The Sydney Local Health District, however, said almost 80 per cent of patients attending the emergency department were treated within four hours or less, and said they “performed extremely well despite an increase in patient numbers”.
“This is up from 66.8 per cent five years ago when patient numbers were lower,” a SLHD spokeswoman said.
“While the government has neglected its responsibilities to the people of NSW to properly fund public hospitals, the suffering is borne by local residents such as those living in Canterbury that continue to wait for surgery,” Ms Cotsis said.
“Since being elected to Canterbury, I have demanded the Berejiklian Government provide additional funding and resources to Canterbury Hospital.
“To date the premier has not provided a single additional dollar or bed.”
The Sydney Local Health District spokeswoman said: “The median time that patients spent in the emergency department was two hours and 55 minutes, down from 3 hours and 18 minutes five years ago.
“In elective surgery during this period, 100 per cent of patients were treated within clinically appropriate timeframes, despite a 13 per cent increase in the number of people needing urgent surgery.
“Since 2015, we have employed an additional 25 doctors and 32 nurses/midwives at Canterbury Hospital.

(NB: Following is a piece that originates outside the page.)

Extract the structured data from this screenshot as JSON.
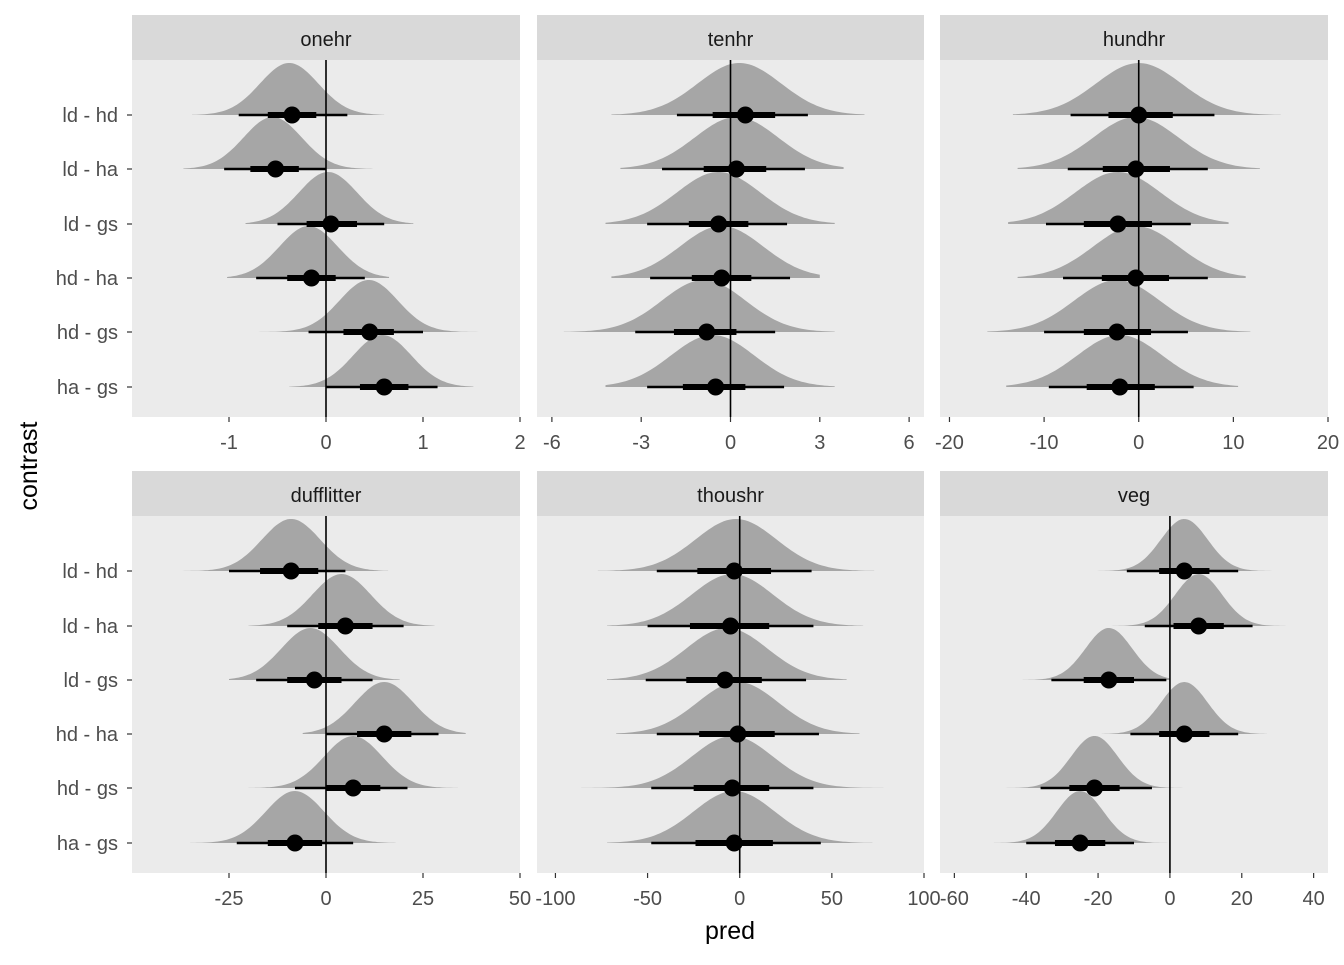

The spokeswoman said they also have invested $5.6m in upgrades/refurbishments to the hospital, including an emergency department short stay unit (in 2014), High Volume Short Stay Surgical Unit (in 2015), aged care ward refurbishments (in 2016) and an ED waitroom consultation room (in 2018).
Ms Cotsis said long waiting lists not only places unnecessary pressure on doctors, nurses and care staff but also causes unneeded stress for patients.
“This is symptomatic of a health system under growing pressure with growing waiting times in emergency departments and elective surgery,” Ms Cotsis said.
“Premier (Gladys) Berejiklian needs to get the government’s priorities right and should be investing funds in our public hospitals instead of spending over $2 billion on building new stadiums.”